Here is a French ribbon pansy pin I recently completed as part of a custom order. I took some work in process photos so I could show you how they are made. The ribbon is wired on both selvedge edges so it holds its shape. I’ve always been a big fan of pansies. When I was a kid, I loved to draw them.
First I cut two equal lengths of wired French ribbon and pin them together as shown. The black arrows show the direction of my hand sewn running stitch.
I pull on the thread and push all the ribbon down to the knotted beginning. I use very strong thread so it doesn’t break. I backstitch the thread at the edge of the gathered ribbon to keep it from getting loose. I flatten out the ribbon and sew this, the back 2 petals, onto a square of crinoline, using tiny stitches in the folds of ribbon.

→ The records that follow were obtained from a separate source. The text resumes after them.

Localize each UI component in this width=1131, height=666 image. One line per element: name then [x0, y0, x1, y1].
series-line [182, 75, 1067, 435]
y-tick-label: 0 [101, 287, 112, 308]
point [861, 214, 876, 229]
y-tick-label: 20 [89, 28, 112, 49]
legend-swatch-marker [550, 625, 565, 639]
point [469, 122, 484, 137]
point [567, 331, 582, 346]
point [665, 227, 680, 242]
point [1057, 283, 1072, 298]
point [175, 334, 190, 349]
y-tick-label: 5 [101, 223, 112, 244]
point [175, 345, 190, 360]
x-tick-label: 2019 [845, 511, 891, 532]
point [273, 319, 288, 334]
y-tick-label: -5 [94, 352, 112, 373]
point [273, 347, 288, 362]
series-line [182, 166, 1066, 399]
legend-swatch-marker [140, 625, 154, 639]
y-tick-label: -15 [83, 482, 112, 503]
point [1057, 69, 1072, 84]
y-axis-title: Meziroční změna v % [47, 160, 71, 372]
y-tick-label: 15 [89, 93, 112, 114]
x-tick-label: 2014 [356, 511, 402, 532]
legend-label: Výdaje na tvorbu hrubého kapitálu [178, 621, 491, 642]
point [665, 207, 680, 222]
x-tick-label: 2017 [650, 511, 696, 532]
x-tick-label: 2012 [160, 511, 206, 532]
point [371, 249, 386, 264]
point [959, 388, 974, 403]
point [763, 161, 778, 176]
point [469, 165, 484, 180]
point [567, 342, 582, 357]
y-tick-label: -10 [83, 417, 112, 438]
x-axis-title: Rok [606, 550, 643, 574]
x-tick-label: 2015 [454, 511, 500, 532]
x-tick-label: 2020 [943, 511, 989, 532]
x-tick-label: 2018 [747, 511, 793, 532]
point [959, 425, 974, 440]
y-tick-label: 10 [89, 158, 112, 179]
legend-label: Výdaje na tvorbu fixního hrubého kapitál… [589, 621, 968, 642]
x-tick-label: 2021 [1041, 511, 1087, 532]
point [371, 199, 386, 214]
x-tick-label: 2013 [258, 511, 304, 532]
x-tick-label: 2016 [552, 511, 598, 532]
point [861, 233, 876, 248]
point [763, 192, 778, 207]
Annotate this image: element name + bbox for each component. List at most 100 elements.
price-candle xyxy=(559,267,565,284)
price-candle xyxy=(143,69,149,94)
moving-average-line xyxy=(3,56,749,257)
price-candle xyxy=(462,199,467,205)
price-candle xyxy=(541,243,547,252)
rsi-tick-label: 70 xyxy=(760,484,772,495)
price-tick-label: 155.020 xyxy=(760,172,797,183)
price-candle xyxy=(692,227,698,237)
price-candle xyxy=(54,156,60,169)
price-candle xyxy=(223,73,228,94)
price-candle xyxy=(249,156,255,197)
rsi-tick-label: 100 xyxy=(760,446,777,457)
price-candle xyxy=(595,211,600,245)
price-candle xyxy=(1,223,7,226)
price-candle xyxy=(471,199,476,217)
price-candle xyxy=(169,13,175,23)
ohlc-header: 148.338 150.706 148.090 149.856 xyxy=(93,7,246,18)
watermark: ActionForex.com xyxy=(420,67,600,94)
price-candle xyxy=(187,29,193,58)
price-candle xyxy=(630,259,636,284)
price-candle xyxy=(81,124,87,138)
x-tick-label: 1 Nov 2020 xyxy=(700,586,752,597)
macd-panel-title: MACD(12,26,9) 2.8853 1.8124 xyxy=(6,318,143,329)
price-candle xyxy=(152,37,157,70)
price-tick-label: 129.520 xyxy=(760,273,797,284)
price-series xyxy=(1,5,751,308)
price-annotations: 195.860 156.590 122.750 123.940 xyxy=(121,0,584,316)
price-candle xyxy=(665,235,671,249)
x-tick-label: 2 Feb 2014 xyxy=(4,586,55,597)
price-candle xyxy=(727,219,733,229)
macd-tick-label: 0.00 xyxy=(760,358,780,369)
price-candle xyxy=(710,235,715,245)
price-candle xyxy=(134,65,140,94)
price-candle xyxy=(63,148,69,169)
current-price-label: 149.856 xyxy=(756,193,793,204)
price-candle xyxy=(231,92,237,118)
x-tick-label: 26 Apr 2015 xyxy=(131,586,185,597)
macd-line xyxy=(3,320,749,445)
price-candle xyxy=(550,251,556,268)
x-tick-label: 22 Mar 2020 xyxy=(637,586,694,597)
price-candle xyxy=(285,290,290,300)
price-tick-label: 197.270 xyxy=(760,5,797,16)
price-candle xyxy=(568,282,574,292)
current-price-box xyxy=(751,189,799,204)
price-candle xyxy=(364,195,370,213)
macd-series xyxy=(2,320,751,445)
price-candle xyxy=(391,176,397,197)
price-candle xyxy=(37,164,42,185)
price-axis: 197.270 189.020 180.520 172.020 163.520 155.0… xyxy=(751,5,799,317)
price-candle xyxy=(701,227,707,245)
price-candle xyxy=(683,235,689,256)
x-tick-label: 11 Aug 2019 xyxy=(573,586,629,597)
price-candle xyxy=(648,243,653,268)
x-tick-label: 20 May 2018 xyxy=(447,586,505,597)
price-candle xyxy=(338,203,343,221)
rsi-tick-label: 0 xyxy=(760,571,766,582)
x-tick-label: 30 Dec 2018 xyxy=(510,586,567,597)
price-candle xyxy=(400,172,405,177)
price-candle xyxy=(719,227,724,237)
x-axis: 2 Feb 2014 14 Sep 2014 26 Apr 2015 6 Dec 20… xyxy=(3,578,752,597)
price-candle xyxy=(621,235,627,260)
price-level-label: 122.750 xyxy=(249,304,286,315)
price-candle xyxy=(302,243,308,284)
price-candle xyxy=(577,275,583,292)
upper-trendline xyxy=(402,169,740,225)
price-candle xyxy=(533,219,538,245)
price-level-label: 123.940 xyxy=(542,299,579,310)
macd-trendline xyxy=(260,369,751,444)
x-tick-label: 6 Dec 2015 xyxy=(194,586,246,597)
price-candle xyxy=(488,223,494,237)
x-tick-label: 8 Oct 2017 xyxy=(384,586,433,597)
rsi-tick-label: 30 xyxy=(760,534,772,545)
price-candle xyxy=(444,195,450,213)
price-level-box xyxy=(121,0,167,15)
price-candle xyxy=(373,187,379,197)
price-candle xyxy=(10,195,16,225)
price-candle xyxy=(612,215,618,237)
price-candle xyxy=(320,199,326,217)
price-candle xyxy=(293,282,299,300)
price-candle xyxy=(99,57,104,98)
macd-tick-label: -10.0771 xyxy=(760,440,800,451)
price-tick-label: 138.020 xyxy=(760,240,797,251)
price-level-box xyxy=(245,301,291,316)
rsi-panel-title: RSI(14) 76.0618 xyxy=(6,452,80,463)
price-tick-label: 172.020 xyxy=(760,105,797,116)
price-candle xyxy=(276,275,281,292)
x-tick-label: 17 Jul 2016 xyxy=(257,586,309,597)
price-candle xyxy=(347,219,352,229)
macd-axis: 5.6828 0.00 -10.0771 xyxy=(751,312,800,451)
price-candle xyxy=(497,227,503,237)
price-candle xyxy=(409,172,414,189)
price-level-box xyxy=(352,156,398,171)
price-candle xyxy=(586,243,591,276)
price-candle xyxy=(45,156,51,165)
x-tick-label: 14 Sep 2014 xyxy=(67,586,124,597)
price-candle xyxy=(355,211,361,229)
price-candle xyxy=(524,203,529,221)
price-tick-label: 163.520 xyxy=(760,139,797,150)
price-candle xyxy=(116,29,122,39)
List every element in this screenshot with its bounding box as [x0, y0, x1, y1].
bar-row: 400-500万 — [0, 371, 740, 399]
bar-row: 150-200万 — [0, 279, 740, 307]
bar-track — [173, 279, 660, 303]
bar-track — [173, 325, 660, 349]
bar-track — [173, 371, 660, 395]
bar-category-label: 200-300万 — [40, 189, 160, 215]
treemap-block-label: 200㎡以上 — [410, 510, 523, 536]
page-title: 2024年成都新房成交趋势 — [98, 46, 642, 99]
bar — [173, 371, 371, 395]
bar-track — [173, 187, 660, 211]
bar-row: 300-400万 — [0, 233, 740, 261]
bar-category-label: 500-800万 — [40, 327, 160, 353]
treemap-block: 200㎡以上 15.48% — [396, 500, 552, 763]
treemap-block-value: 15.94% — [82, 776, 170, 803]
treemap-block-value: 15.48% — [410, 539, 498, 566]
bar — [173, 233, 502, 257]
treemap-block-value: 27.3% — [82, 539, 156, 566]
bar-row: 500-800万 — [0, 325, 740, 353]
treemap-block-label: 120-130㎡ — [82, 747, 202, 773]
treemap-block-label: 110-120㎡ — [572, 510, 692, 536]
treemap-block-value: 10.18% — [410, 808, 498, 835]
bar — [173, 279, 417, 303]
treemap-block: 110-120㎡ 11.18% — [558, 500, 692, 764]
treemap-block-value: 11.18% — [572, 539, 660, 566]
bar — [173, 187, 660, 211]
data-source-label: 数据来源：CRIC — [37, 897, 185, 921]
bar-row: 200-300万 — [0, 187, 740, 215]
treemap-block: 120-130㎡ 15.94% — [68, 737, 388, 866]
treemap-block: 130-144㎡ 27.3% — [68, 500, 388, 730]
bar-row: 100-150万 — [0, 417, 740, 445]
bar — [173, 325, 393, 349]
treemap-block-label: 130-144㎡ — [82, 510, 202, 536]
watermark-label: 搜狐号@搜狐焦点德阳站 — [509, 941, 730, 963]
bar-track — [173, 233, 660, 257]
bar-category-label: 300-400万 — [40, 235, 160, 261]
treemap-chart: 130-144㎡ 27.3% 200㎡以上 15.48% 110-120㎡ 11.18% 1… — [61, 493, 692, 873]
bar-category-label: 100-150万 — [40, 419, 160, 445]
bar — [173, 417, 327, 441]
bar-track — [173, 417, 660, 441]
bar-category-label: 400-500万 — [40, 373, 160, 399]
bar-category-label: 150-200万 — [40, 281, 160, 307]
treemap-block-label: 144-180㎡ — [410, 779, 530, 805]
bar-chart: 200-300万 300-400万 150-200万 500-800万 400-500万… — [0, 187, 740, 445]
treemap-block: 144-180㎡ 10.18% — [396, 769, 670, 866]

I cut one length of white French wired ribbon 3X the length of the blue pieces. I fold the sides down at each 1/3rd mark and pin. Then I sew a running stitch as shown here by the black arrows.
I pull on the thread to gather the ribbon again and backstitch and knot the end. The beginning and ending knots are brought together in the back and stitched tightly. I flatten it out and now I have the 3 front petals of the pansy. I knot a short length of narrow silk satin ribbon and insert it into the center.
Next I sew the front 3 white petals on top of the back 2 turquoise petals, using tiny stitches, again hiding the stitches in the folds of the ribbon.
Step six is optional. As a purist, I sometime prefer the pansies “plain” but it seems many customers like my version with embroidery. I hand embroider some “rays” in coordinating embroidery thread radiating out from the center of the flower.
The next task is to trim the crinoline. I sew either a bar pin or a hair clip on a circular piece of felt in a coordinating color, then sew the felt to the crinoline. Now it’s ready to ship. It may look pretty simple, but it takes a lot of practice! My first attempts did NOT look like this.